Dilansir dari Industry, data International Diabetes Federation menunjukkan sekitar 20,4 juta jiwa di Indonesia menderita diabetes pada 2024. Berdasarkan hal tersebut, jumlah penderita diabetes diproyeksikan akan meningkat pada tahun 2045 menjadi sebanyak 28,6 juta jiwa. Bersamaan dengan hal tersebut, Daewoong Pharmaceutical (Daewoong) memperoleh izin edar dari BPOM (Badan Pengawas Obat dan Makanan) untuk obat Enavogliflozin. Izin edar tersebut diberikan pada 24 Desember 2025.
Proyeksi oleh International Diabetes Federation menunjukkan bahwa diabetes merupakan penyakit kronis yang mengancam kesehatan masyarakat secara jangka panjang. Untuk menghadapi hal tersebut, inovasi dalam pengobatan dan strategi pengelolaan diabetes sangat diperlukan.
“Enavogliflozin merupakan komitmen Daewoong dalam menyediakan terapi inovatif yang berasal dari Asia dan telah terbukti secara klinis bagi pasien di Indonesia,” ujar Baek In-Hyun, Executive Director, Business Division dari Daewoong Pharmaceutical Indonesia pada Jumat (26/12).
Enavogliflozin menunjukkan efektivitas penurunan kadar gula darah yang setara dengan Dapagliflozin dengan perbaikan pada parameter HbA1c dan glukosa plasma puasa, dengan profil keamanan yang mendukung potensi penggunaan jangka panjang dalam praktik klinis.
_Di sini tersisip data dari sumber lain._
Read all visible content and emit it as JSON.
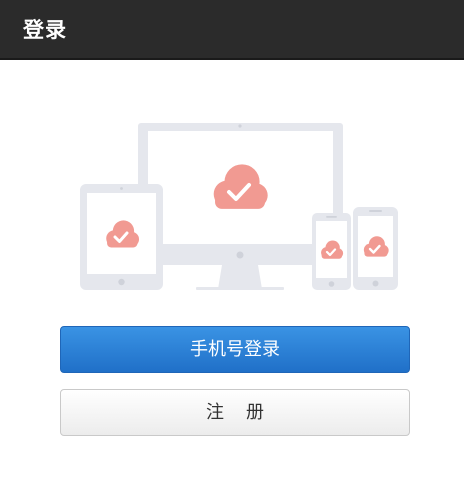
{
  "header": {
    "title": "登录"
  },
  "illustration": {
    "icon": "multi-device-cloud-sync-icon",
    "colors": {
      "device": "#e4e6ec",
      "cloud": "#f19a92"
    }
  },
  "actions": {
    "phone_login_label": "手机号登录",
    "register_label": "注册"
  },
  "colors": {
    "header_bg": "#2b2b2b",
    "primary": "#2a7fd4"
  }
}
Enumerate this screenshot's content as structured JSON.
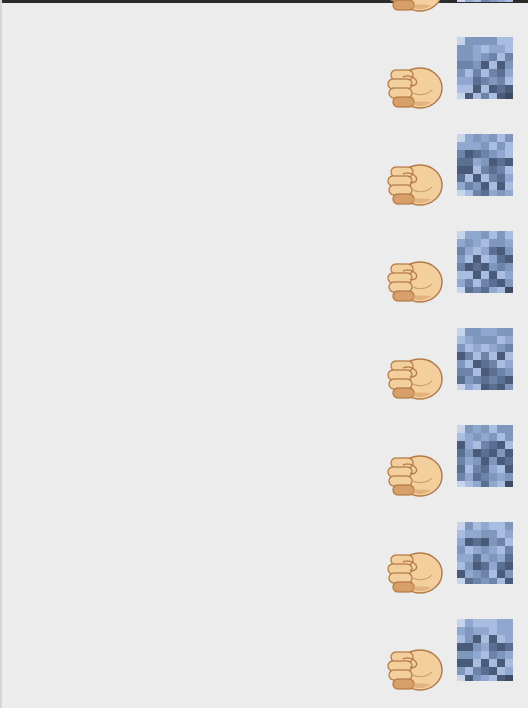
{
  "conversation": {
    "messages": [
      {
        "sender": "self",
        "content": "fist-bump-sticker",
        "avatar": "pixelated-avatar"
      },
      {
        "sender": "self",
        "content": "fist-bump-sticker",
        "avatar": "pixelated-avatar"
      },
      {
        "sender": "self",
        "content": "fist-bump-sticker",
        "avatar": "pixelated-avatar"
      },
      {
        "sender": "self",
        "content": "fist-bump-sticker",
        "avatar": "pixelated-avatar"
      },
      {
        "sender": "self",
        "content": "fist-bump-sticker",
        "avatar": "pixelated-avatar"
      },
      {
        "sender": "self",
        "content": "fist-bump-sticker",
        "avatar": "pixelated-avatar"
      },
      {
        "sender": "self",
        "content": "fist-bump-sticker",
        "avatar": "pixelated-avatar"
      },
      {
        "sender": "self",
        "content": "fist-bump-sticker",
        "avatar": "pixelated-avatar"
      }
    ]
  },
  "colors": {
    "background": "#ececec",
    "fist_skin": "#f2cf9d",
    "fist_shadow": "#d7a06a",
    "fist_outline": "#b47a47",
    "avatar_palette": [
      "#5b6f93",
      "#6d83a8",
      "#7f96bd",
      "#90a8cf",
      "#a8bde0",
      "#4a5b7a",
      "#c7d4ea",
      "#3e4a63"
    ]
  }
}
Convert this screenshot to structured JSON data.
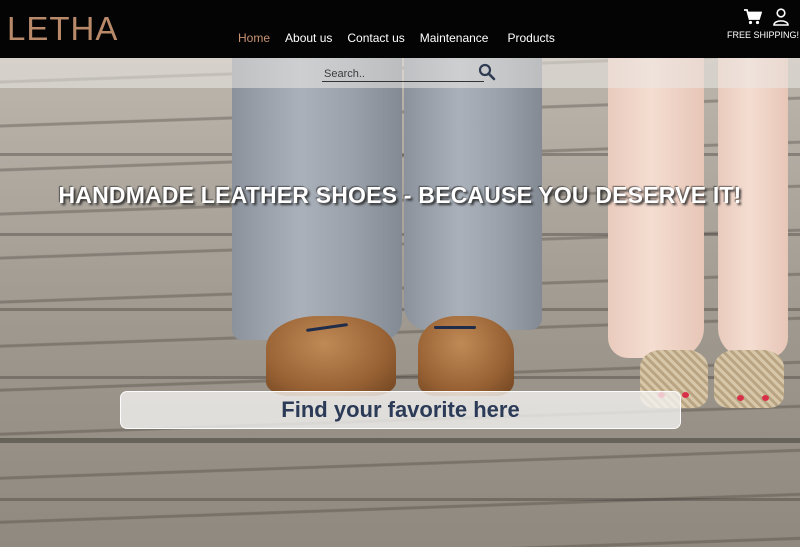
{
  "brand": {
    "logo": "LETHA",
    "logo_color": "#b98a6a",
    "accent_color": "#c79272"
  },
  "nav": {
    "items": [
      {
        "label": "Home",
        "active": true
      },
      {
        "label": "About us"
      },
      {
        "label": "Contact us"
      },
      {
        "label": "Maintenance"
      },
      {
        "label": "Products"
      }
    ]
  },
  "header_icons": {
    "cart": "cart-icon",
    "user": "user-icon",
    "shipping_label": "FREE SHIPPING!"
  },
  "search": {
    "placeholder": "Search..",
    "icon": "search-icon"
  },
  "hero": {
    "headline": "HANDMADE LEATHER SHOES - BECAUSE YOU DESERVE IT!",
    "cta_label": "Find your favorite here",
    "cta_text_color": "#2b3a57"
  }
}
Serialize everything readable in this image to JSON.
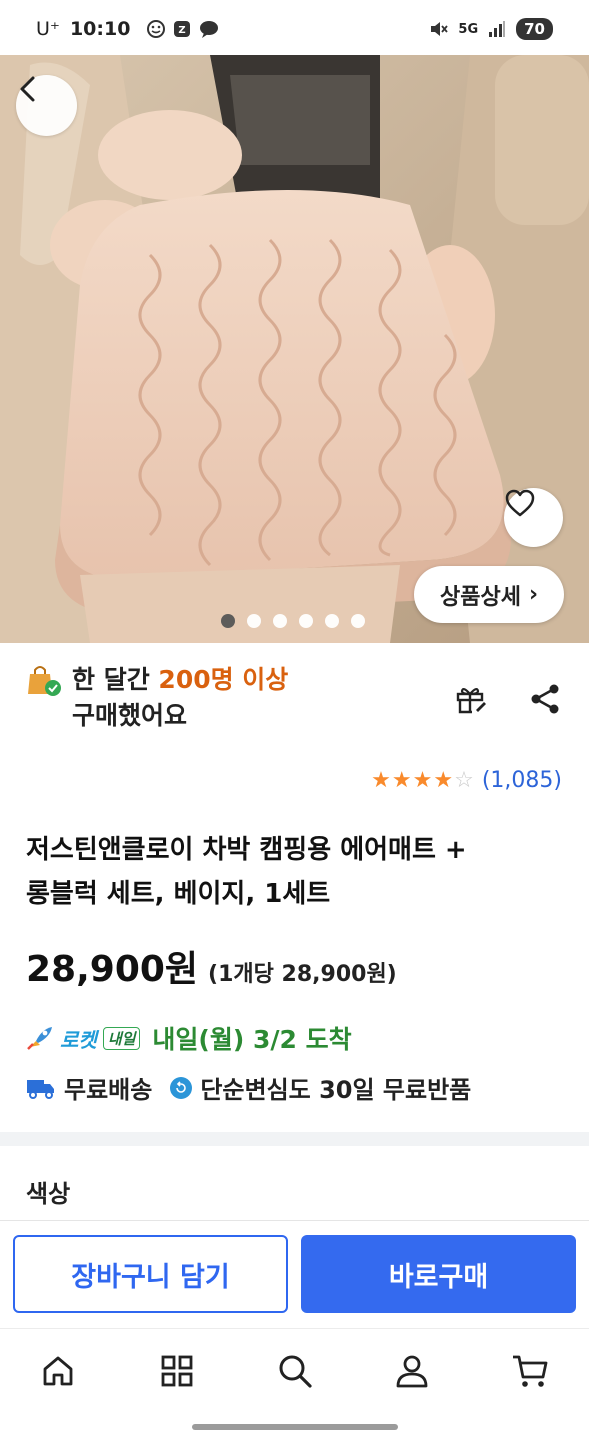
{
  "status_bar": {
    "carrier": "U⁺",
    "time": "10:10",
    "network": "5G",
    "battery": "70"
  },
  "hero": {
    "detail_label": "상품상세",
    "detail_chevron": "›",
    "image_count": 6,
    "active_image_index": 0
  },
  "purchase": {
    "prefix": "한 달간 ",
    "highlight": "200명 이상",
    "suffix": "구매했어요"
  },
  "rating": {
    "stars": 4,
    "max_stars": 5,
    "review_count": "(1,085)"
  },
  "product": {
    "title_line1": "저스틴앤클로이 차박 캠핑용 에어매트 +",
    "title_line2": "롱블럭 세트, 베이지, 1세트",
    "price": "28,900원",
    "unit_price": "(1개당 28,900원)"
  },
  "delivery": {
    "rocket_label": "로켓",
    "naeil_badge": "내일",
    "arrival": "내일(월) 3/2 도착",
    "free_shipping": "무료배송",
    "free_return": "단순변심도 30일 무료반품"
  },
  "options": {
    "color_label": "색상"
  },
  "cta": {
    "cart": "장바구니 담기",
    "buy": "바로구매"
  },
  "nav": {
    "items": [
      "home-icon",
      "category-icon",
      "search-icon",
      "my-page-icon",
      "cart-icon"
    ]
  },
  "colors": {
    "accent_blue": "#346aef",
    "highlight_orange": "#d9610f",
    "arrival_green": "#2c8a33",
    "star_orange": "#f98a2c"
  }
}
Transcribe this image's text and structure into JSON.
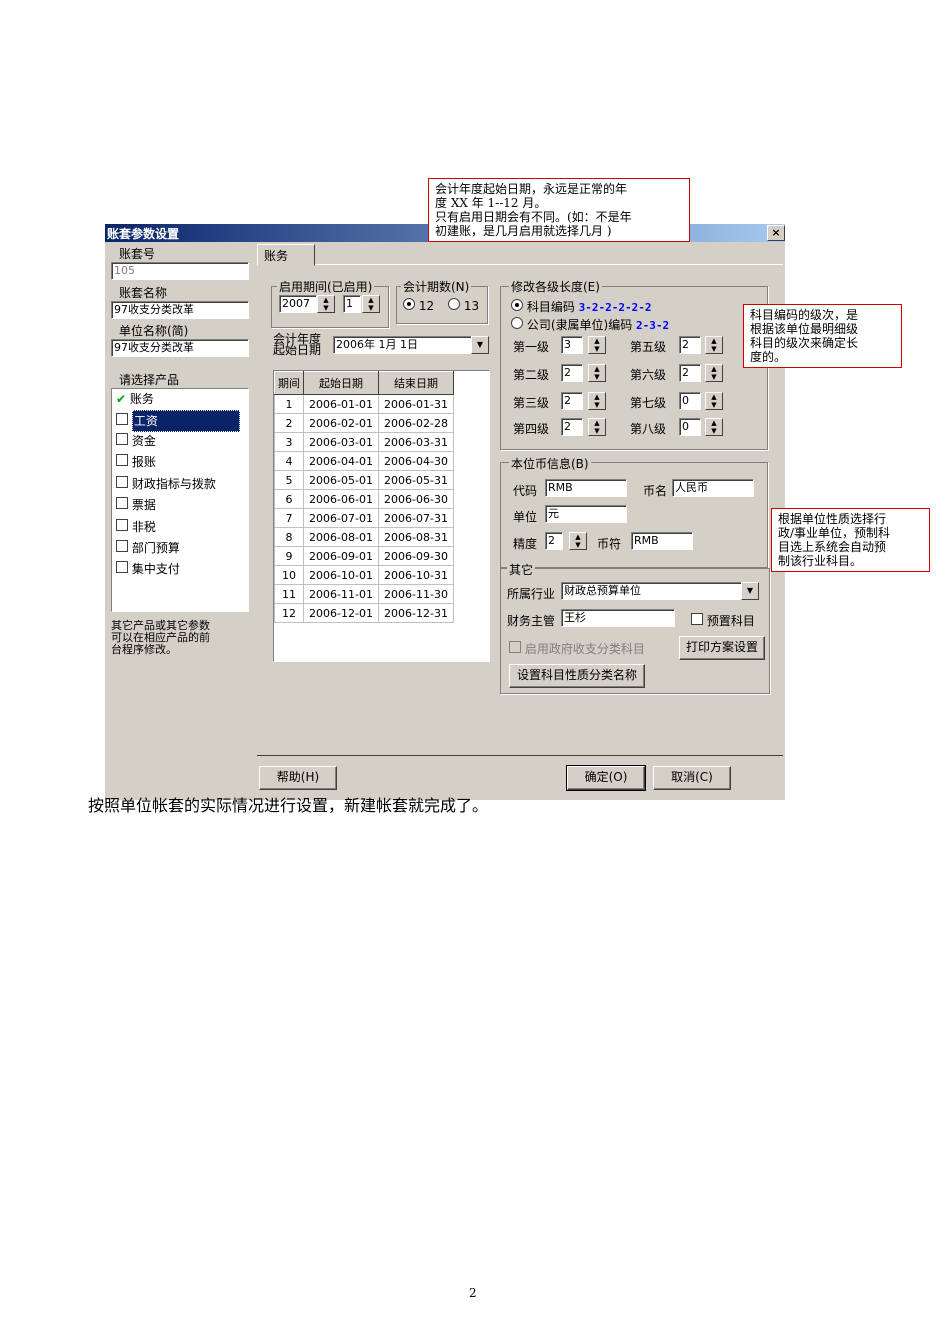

Inhibitor SGLT-2 bekerja dengan cara mencegah penyerapan kembali glukosa dan natrium di ginjal melalui protein sodium-glucose cotransporter 2 (SGLT-2), sehingga meningkatkan pembuangan glukosa melalui urin dan menurunkan kadar gula darah. Efek dari obat-obatan tersebut tersebut berpotensi mendukung kesehatan jantung dan ginjal sekaligus menurunkan risiko komplikasi diabetes. ‘
Kehadiran Enavogliflozin diharapkan dapat memperluas pertukaran akademik mengenai terapi pengobatan diabetes antara Korea Selatan dan Indonesia sekaligus pertukaran wawasan klinis antara tenaga medis dari kedua negara tersebut.